The words "vacation home" and "social enterprise" were rarely used in the same context – until Living Architecture came around. A collaboration between author Alain de Botton and some of the world's finest architects, Living Architecture rents out daring, modern holiday homes for approximately $32/person/night, in the hope of getting people "desperately excited by the possibilities opened up by great architecture" …
In an interview with Vogue Living Australia (March/April 2011), architecture-enthusiast and Living Architecture Creative Director de Botton goes on to say, "I want people to think more about what buildings do to us, to be more demanding of what property developers build. I want, in a small way, for them to become ambassadors for progressive, good design."
I love, love, love this concept, the idea that spending a holiday in a beautiful home can change us, change our ideas of what the world can be like. First of all, everyone needs a vacation. Spending a few days somewhere different, relaxing, exploring, experiencing new & wondrous things – I think it makes us better people. But many of us simply can't afford a getaway, especially a stay in a lovely and fascinating place. By democratizing vacation homes, so many more people will get to experience a true holiday.

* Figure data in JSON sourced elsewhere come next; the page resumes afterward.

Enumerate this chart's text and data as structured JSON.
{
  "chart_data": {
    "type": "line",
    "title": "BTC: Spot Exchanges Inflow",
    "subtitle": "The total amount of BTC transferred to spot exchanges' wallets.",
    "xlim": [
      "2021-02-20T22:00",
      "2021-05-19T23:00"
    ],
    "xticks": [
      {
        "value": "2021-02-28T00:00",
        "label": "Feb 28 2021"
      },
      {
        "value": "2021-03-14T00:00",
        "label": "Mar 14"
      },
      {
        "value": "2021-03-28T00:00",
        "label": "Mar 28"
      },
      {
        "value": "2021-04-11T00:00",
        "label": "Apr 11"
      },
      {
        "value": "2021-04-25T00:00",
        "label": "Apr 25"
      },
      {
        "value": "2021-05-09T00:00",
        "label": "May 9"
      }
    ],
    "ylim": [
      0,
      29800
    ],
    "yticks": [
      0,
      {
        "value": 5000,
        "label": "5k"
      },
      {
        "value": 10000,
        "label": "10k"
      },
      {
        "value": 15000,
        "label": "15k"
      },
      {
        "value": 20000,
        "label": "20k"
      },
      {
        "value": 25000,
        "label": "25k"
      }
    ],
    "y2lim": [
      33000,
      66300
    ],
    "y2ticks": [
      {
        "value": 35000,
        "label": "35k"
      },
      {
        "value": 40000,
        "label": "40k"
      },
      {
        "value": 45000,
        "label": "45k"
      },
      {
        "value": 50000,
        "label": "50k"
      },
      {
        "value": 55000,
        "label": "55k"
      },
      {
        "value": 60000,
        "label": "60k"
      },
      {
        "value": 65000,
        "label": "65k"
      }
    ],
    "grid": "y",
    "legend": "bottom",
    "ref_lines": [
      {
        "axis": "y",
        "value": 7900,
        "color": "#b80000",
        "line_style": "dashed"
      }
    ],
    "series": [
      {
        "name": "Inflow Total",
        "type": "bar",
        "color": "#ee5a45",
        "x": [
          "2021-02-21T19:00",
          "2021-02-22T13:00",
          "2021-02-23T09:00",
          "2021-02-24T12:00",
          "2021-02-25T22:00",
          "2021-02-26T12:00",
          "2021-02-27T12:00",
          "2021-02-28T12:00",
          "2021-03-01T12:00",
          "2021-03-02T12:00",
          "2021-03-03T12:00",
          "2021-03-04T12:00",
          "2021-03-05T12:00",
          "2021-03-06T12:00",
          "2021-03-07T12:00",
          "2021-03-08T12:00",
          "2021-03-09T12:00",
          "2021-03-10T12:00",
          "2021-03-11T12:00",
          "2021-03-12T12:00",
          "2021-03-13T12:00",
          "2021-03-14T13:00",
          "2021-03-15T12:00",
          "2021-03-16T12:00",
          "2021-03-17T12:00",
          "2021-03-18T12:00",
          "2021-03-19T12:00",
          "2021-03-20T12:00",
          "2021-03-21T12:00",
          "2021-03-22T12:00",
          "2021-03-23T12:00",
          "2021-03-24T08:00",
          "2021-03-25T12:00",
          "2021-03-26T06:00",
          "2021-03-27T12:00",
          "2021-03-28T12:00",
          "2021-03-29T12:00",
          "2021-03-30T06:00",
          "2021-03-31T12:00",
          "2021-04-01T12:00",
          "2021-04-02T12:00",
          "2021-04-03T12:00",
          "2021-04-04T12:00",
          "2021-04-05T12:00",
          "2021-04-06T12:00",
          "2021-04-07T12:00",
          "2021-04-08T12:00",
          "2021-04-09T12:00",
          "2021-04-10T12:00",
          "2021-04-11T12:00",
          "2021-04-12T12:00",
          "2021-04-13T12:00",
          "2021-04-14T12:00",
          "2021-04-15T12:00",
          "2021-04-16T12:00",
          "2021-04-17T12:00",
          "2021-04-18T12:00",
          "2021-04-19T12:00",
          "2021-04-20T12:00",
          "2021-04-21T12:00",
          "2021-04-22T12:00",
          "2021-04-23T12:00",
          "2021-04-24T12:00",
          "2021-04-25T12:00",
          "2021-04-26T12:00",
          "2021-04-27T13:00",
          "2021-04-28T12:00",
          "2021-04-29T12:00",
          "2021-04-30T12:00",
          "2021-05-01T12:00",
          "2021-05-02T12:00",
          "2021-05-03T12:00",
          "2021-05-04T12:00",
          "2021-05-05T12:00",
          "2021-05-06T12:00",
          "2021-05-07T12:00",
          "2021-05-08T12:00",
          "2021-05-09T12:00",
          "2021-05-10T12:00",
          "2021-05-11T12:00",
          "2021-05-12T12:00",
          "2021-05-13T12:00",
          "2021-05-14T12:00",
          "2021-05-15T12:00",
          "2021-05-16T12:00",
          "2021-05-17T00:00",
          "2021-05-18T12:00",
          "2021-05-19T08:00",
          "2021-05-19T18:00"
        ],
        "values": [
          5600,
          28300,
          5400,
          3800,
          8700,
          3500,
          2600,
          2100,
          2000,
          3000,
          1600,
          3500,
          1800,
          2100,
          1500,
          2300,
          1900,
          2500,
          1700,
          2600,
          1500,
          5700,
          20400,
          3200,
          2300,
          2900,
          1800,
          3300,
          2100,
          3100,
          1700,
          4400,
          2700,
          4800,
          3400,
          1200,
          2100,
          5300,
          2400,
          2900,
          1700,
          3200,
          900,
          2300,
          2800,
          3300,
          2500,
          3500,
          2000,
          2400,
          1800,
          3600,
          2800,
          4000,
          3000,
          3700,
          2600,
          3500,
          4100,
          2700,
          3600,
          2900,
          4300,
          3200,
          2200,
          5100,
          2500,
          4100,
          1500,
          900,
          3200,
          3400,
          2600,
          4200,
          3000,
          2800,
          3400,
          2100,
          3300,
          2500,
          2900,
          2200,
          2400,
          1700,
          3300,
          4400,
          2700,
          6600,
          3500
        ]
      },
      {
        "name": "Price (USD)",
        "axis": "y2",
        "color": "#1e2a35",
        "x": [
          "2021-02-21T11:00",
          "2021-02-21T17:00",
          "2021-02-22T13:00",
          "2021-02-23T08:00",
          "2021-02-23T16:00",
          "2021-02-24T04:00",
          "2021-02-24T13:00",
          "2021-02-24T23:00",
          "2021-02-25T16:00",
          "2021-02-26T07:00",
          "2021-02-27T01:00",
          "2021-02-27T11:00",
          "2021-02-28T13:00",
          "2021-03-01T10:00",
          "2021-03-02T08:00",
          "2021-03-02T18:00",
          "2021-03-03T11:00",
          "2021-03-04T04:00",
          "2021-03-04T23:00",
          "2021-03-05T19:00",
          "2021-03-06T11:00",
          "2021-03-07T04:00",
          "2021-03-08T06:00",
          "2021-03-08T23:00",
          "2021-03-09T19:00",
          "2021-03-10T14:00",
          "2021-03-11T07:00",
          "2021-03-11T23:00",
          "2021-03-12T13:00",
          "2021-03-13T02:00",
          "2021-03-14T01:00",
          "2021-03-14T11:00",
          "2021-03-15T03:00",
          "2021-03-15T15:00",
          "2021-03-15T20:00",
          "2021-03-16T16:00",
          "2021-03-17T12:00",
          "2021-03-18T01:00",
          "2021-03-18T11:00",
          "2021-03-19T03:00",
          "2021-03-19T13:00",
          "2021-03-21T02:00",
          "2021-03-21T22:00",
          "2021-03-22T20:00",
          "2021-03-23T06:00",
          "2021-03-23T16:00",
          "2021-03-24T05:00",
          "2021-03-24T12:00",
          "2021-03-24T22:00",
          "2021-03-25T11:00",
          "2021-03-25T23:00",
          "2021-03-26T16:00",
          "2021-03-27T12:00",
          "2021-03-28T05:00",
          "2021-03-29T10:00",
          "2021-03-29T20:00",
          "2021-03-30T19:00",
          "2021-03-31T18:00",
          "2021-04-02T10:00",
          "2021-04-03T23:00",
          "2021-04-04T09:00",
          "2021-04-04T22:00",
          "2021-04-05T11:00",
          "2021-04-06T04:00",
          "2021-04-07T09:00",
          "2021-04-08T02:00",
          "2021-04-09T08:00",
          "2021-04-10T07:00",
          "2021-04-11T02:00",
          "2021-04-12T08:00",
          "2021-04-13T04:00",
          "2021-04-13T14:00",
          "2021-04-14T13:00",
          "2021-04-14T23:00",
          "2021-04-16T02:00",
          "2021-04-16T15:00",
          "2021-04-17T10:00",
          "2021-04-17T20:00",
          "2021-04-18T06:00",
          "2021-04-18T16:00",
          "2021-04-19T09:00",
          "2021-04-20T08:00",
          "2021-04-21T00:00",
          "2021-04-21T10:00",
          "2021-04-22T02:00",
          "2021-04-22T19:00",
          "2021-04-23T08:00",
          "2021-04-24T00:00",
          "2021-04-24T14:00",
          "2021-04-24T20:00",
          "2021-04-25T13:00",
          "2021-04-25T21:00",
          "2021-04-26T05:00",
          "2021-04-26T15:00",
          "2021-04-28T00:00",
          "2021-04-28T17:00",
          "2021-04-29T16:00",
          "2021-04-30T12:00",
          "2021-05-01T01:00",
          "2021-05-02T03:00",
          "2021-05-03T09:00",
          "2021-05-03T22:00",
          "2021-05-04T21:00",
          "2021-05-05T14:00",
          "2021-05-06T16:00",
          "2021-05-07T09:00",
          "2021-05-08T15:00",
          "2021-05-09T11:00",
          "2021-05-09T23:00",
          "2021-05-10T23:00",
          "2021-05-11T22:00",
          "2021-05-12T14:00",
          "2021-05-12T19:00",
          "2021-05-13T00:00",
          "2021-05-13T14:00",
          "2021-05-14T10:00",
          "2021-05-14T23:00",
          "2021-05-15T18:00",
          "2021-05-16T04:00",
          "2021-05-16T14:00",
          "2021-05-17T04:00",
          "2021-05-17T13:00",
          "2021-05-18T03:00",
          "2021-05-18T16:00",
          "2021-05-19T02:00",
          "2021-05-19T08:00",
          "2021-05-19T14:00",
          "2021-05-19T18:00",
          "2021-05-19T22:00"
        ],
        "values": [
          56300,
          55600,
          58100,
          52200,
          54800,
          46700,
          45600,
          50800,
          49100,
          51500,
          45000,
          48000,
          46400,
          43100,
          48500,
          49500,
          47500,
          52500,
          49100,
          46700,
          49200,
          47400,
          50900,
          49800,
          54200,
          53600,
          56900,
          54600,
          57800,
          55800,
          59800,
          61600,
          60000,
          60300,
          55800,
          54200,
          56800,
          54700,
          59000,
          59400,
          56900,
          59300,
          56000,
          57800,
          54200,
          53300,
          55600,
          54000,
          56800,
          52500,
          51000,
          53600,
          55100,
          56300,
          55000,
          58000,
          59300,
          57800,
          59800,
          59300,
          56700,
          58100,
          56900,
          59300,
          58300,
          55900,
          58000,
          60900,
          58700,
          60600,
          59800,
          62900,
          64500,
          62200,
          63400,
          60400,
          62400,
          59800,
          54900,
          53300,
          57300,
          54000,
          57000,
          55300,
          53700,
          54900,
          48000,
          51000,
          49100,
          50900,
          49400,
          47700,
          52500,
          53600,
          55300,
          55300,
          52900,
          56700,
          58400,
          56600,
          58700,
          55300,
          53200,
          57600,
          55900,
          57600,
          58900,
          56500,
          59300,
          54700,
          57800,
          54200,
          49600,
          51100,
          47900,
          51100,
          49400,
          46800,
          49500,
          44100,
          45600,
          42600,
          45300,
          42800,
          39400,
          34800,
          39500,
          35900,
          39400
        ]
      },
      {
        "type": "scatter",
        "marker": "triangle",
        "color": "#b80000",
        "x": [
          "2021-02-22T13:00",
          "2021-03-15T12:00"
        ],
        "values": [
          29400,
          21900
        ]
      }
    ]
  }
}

Second, there's the idea of "what buildings do to us". I know that the times I stayed at the Ace Hotel (twice), I went out into the city each morning calm, relaxed, forgiving, and patient. The space soothed me, and the care that went into each detail made me feel like there was hope for the world. On the other hand, when my building's lock is broken (again), and the stairs are filthy (again), and the cheapest-possible cupboards break (again), I feel stressed, rattled, on edge, and I take that energy with me out into the world. I think many of us, at least those that can't afford nicer places, take those kinds of things for granted. But de Botton is saying that we shouldn't, that everyone, no matter what rent you pay, deserves humane architecture and design. By staying in places such as these, we see what is possible and are less likely to accept poorly-designed, poorly-made buildings.
If you need me, I'll be daydreaming about futuristic vacation homes in the English countryside, and a future of beautiful homes for all of us.